At present, the implementations of these operations convert their Int arguments to the floating-point type. This works fine for small integers (the common case), but isn't quite right for large integers (which will round on conversion). This is especially problematic because it can convert odd integers to even integers, which will change the sign of results when the floating-point argument is negative.

[NevinBR]

Here’s one possible approach for pow:

static func pow(_ x: Float, _ n: Int) -> Float {
  if let p = Float(exactly: n) {
    return pow(x, p)
  }
  
  let p = (n < 0) ? Float(n).nextUp : Float(n).nextDown
  return pow(x, p) * pow(x, n - Int(p))
}

[NevinBR]

…just dropping that implementation in, however, gives:

error: inlining 'transparent' functions forms circular loop

The last call, pow(x, n - Int(p)), is indeed recursive, so it would either need to be re-written as a loop, or the function would have to be made non-@_transparent, or the recursive part could be moved into a separate helper function.

[stephentyrone]

pow fixed here: https://github.com/apple/swift-numerics/pull/83

Keeping this open for root.

[NevinBR]

Some ideas for root:

1. Use a higher-precision type for the calculation, then convert back to Float at the end.

2. Take the significand bits of r = 1/Float(n) as an integer, and full-width multiply by n. Subtracting this from the appropriate power of 2 gives the error of r in nths of an ulp. It should be sufficient to convert both numerator and denominator of that error to Float and divide to get an approximation of the actual error δ. Now x^1/n = x^r+δ = x^rx^δ = pow(x, r) * pow(x, δ).

3. Similar to 2, but recognizing δ will often be so small that x^δ is nearly 1, hence representing it as Float will lose most of the precision. It would be better to calculate ε = x^δ-1 and use that to find x^rx^δ = x^r(1 + ε) = x^r + x^rε. One way to do so is by expm1(log(x)*δ).

[stephentyrone]

root doesn't have issues the same way that pow did; it can be a few ulps off, but will never be catastrophically wrong.

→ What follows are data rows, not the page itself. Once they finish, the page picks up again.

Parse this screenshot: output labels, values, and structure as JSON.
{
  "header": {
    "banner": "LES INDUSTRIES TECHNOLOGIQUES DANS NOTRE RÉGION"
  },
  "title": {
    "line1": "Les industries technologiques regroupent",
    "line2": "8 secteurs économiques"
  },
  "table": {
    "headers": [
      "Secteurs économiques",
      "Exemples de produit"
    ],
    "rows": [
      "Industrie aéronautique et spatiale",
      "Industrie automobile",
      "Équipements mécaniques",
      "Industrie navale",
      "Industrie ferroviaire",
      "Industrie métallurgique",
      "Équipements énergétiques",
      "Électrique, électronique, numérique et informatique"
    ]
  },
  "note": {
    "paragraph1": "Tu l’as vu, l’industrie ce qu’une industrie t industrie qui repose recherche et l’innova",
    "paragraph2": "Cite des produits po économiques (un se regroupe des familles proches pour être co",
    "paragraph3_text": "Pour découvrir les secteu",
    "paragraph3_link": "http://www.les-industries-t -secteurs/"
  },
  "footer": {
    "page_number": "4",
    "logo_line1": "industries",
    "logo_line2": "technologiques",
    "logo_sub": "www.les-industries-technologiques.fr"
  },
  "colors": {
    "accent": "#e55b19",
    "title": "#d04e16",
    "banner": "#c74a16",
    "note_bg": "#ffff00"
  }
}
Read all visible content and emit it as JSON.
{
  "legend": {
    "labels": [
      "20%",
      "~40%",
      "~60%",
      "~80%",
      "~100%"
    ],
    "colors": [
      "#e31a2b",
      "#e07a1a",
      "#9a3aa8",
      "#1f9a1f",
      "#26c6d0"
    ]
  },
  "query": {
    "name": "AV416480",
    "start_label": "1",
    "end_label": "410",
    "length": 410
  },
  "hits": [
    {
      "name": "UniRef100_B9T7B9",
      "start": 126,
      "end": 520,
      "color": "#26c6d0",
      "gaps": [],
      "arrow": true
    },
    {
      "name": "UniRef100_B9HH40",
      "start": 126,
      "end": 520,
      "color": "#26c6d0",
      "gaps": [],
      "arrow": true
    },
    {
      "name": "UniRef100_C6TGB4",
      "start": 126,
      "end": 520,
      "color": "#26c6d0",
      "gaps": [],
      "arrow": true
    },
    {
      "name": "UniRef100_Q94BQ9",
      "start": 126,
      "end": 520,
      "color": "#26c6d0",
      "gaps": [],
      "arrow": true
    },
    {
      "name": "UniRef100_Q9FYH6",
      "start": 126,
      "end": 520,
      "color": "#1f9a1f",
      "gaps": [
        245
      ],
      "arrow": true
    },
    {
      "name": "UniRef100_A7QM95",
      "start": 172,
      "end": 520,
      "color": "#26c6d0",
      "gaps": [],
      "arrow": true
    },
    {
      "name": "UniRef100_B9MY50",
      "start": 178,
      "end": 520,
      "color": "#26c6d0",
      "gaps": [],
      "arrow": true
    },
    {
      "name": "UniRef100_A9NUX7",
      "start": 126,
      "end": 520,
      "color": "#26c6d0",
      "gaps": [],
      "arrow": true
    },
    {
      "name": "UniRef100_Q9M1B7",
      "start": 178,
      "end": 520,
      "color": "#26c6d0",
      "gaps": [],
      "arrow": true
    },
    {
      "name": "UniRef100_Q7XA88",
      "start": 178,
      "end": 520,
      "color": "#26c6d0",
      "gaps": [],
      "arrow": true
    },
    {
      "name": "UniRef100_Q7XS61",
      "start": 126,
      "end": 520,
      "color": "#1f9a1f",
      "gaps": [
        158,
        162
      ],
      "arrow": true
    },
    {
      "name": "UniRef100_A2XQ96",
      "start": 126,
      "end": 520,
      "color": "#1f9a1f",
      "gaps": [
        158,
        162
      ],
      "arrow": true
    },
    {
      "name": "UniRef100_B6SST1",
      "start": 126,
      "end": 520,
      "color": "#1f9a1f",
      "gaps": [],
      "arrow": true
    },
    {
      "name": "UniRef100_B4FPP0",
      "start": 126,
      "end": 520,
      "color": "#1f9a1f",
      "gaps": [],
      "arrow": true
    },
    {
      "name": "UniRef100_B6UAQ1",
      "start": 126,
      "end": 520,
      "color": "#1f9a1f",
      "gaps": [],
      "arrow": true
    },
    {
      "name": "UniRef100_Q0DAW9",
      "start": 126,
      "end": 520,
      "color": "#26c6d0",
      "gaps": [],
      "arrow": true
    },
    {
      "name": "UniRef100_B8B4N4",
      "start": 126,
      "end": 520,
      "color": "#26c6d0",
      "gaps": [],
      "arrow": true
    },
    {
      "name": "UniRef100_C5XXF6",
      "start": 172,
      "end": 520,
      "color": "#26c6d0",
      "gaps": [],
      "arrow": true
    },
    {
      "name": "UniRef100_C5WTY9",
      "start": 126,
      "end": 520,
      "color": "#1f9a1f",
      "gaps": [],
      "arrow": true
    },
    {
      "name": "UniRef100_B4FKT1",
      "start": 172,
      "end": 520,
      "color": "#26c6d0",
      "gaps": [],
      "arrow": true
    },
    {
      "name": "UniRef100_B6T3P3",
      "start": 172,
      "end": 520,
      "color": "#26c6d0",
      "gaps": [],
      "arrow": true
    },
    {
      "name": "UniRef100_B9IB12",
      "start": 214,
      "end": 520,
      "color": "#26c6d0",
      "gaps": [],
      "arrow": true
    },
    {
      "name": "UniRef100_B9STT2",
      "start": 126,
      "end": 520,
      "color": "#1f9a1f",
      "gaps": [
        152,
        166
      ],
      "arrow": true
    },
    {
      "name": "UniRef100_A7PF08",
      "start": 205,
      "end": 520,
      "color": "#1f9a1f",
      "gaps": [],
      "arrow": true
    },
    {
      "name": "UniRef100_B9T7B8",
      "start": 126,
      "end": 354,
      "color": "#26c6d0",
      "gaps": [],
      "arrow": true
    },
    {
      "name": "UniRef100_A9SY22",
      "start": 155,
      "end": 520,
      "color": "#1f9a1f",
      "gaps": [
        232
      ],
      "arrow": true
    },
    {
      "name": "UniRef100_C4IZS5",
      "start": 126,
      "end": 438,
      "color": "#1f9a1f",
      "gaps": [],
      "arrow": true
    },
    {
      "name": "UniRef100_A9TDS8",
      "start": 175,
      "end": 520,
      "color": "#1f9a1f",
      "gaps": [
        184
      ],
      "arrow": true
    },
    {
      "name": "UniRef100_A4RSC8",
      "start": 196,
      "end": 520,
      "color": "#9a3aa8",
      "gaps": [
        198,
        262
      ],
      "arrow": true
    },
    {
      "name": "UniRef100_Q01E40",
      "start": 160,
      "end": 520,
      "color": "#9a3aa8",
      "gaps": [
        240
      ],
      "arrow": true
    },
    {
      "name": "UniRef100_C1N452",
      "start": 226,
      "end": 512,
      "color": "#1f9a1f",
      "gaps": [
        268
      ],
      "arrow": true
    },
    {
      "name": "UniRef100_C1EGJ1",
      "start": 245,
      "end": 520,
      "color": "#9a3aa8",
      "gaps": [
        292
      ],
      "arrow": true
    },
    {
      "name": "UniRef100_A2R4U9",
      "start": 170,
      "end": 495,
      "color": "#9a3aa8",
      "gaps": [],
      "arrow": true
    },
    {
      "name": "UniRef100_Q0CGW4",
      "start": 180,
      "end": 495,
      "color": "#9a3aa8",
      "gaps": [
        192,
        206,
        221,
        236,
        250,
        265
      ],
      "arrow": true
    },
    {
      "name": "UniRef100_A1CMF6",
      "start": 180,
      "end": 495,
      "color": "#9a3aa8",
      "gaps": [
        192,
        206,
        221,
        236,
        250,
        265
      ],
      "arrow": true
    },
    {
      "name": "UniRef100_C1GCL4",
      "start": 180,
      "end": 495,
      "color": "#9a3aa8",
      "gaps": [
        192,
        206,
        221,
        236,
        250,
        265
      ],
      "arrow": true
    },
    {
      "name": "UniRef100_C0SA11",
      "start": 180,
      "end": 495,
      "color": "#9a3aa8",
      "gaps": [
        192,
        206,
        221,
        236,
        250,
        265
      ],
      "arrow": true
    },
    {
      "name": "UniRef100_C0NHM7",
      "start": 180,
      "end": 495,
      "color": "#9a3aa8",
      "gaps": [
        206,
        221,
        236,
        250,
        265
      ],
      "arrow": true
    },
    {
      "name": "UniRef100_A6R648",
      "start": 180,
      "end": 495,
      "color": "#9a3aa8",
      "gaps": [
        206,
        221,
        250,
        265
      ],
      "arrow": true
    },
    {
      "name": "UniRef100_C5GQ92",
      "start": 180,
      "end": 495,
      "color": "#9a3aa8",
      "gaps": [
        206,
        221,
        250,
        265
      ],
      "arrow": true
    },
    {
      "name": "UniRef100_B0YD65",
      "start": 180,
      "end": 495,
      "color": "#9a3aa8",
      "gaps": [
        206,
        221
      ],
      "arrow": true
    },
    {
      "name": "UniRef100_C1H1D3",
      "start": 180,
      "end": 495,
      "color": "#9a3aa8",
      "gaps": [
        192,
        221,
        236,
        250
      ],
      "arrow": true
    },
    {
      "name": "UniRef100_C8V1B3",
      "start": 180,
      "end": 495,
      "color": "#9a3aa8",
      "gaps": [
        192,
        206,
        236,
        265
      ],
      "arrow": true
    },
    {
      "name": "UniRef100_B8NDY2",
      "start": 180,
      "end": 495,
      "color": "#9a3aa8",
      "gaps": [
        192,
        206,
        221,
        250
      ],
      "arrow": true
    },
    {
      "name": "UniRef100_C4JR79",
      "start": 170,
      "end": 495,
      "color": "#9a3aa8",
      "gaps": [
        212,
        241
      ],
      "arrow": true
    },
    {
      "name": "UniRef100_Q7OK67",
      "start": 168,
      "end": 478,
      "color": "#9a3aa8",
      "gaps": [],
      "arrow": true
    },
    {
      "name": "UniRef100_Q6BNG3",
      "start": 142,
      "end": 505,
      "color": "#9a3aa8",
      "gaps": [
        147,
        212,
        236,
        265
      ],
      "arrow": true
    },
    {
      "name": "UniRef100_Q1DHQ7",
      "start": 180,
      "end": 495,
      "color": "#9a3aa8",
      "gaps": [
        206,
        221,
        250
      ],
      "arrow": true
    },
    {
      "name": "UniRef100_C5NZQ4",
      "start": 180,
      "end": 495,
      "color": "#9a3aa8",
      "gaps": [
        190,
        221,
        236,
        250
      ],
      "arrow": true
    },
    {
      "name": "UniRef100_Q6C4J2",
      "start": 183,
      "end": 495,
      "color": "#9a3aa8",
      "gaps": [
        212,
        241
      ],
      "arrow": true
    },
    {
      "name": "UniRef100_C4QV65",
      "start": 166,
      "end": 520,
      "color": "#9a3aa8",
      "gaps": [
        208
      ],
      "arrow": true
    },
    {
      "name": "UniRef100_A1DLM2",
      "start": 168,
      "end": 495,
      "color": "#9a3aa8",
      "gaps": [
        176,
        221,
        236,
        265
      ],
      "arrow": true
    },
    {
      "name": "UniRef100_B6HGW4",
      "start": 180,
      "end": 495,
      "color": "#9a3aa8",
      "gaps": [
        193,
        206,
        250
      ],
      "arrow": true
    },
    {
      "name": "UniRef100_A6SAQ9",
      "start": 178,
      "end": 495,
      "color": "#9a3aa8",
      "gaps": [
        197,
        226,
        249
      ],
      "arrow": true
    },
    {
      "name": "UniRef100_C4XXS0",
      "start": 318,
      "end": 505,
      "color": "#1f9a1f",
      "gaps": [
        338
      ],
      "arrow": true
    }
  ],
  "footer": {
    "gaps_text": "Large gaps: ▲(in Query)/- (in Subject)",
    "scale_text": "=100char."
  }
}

I would like to make it sub-ulp accurate in the future (in particular, this means that exact powers get exact answers), but that can't be done without building our own implementation of exp and log (some host libc's don't provide that level of accuracy; even Darwin doesn't for Float80). Without having the necessary extra-precise building blocks in place, using xʳ + xʳε doesn't let you get a sub-ulp result anyway.